On 02/08/18 16:23, David Jones wrote:
> On 02/07/2018 06:28 PM, Dave Warren wrote:
>> On Wed, Feb 7, 2018, at 15:52, Martin Gregorie wrote:
>>>> Technically, you asked for the email and they have a valid opt-out
>>>> process that will stop sending you email.  Yes, the site has scummy
>>>> practices but that is not spam by my definition.
>>>>
>>> Yes, under EU/UK that counts as spam because the regulations say that
>>> the signer-upper must explicitly choose to receive e-mail from the
>>> site, and by-default sign-in doesn't count as 'informed sign-in'.
>>
>> Canadian law is the same, this is absolutely spam without any ambiguity.
>>
> 
> But how can you tell the difference based on content then?  You can't.
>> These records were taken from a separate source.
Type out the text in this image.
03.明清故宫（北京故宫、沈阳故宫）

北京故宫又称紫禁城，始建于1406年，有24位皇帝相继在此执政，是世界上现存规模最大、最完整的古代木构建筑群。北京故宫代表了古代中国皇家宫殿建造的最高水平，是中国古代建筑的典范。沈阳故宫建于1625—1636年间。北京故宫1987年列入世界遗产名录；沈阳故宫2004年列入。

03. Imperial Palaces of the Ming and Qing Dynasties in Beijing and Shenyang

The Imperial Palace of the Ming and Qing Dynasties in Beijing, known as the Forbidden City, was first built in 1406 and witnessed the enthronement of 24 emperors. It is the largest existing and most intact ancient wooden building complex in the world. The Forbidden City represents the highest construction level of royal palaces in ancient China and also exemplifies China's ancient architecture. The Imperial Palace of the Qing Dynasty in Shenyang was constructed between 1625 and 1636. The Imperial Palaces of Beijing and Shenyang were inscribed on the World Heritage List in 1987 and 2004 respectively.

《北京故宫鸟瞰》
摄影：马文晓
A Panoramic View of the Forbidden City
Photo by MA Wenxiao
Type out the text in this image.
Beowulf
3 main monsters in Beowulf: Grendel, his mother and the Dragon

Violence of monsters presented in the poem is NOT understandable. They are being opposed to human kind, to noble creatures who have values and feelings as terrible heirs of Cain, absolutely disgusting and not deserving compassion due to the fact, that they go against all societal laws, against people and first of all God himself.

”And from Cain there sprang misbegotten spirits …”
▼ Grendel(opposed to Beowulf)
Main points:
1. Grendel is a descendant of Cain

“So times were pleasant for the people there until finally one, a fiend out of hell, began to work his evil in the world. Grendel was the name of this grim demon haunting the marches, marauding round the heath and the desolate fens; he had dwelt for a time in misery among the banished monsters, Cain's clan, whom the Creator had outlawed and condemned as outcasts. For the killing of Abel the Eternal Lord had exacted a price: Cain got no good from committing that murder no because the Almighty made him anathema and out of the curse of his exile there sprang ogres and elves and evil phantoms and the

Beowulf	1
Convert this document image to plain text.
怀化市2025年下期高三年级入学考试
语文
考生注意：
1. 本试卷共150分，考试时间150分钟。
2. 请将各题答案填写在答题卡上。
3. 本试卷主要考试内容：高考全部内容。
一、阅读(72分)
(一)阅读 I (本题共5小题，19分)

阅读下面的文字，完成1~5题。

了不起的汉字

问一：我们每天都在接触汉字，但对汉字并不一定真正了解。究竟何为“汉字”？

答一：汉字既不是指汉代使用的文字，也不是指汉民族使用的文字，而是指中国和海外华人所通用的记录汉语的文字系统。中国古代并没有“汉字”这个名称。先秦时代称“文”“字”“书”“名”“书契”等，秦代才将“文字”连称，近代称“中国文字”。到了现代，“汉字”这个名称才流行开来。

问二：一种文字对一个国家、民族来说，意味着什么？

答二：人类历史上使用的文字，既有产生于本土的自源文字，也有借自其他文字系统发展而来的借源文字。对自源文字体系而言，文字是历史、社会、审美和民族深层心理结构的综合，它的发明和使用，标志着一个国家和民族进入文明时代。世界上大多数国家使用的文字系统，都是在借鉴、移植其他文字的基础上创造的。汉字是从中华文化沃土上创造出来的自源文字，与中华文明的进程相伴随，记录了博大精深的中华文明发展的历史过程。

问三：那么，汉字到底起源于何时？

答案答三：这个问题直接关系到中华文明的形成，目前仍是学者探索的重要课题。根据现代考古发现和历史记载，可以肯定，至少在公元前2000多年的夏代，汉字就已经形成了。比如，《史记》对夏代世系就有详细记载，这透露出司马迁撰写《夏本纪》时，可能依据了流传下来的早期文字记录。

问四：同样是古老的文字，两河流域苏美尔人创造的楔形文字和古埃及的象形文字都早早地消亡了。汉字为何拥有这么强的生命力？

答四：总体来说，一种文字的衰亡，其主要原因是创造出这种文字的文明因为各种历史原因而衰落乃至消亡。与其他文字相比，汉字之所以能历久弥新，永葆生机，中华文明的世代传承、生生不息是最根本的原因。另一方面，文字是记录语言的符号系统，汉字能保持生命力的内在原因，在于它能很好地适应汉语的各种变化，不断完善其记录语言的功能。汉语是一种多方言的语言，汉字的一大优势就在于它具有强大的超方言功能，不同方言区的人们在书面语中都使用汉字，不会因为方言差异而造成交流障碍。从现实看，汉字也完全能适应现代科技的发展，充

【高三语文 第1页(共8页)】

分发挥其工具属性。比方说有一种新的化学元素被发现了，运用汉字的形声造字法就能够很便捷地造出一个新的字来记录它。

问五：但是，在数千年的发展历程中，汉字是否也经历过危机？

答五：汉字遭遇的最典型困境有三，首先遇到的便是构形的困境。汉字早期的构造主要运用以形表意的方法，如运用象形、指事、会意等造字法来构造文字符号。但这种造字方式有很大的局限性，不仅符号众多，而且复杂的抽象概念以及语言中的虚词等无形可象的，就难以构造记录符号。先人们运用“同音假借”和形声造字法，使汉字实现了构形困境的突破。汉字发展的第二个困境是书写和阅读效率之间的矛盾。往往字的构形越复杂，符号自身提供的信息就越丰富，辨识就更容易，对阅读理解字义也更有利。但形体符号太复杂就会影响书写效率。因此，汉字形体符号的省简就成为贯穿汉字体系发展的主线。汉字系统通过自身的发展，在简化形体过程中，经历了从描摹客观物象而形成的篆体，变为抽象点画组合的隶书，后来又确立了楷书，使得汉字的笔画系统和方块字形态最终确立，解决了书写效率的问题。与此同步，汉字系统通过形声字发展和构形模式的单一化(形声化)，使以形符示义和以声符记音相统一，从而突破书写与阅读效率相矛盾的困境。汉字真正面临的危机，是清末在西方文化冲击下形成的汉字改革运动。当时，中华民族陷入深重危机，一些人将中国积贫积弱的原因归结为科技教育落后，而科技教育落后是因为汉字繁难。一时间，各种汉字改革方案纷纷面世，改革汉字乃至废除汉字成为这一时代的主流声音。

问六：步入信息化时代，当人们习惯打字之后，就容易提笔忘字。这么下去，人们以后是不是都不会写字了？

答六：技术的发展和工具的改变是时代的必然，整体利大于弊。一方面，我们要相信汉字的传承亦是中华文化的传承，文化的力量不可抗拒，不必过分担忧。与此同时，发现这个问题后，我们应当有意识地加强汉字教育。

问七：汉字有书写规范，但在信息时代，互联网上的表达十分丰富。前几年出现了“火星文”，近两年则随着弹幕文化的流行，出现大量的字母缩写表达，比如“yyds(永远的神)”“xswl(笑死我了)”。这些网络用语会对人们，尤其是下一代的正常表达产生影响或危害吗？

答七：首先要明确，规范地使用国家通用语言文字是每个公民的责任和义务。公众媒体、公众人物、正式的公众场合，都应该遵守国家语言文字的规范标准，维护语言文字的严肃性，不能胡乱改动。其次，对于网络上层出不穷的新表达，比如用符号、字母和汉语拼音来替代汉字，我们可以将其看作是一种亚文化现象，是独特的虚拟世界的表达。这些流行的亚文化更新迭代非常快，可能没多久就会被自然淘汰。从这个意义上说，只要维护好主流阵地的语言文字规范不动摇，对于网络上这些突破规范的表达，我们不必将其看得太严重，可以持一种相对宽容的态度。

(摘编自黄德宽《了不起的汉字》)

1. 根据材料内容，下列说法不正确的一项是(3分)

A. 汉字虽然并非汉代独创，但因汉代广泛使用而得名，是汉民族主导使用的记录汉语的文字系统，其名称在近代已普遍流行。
Two 
> different senders could send the exact same email and one could be spam from 
> tricking the recipient to opt-in and another could be ham the recipient 
> consciously opted into.
> 
> This would have to be blocked or allowed based on reputation.  One would 
> train the message as spam in their Bayes database and allow trusted senders 
> via something like a domain whitelist, URI whitelist, or a whitelist_auth 
> entry.
> 
> We are back to needing a curated WL based on something like DKIM.  Alex just 
> made me aware of http://dkimwl.org/ which looks brilliant.  Exactly lines up 
> with how I filter and what I have been wanted to do for a couple of years 
> now.  A community-driven clearing house for trusted senders.
> 
dkimwl.org looks promising, but tell them their https cert has expired.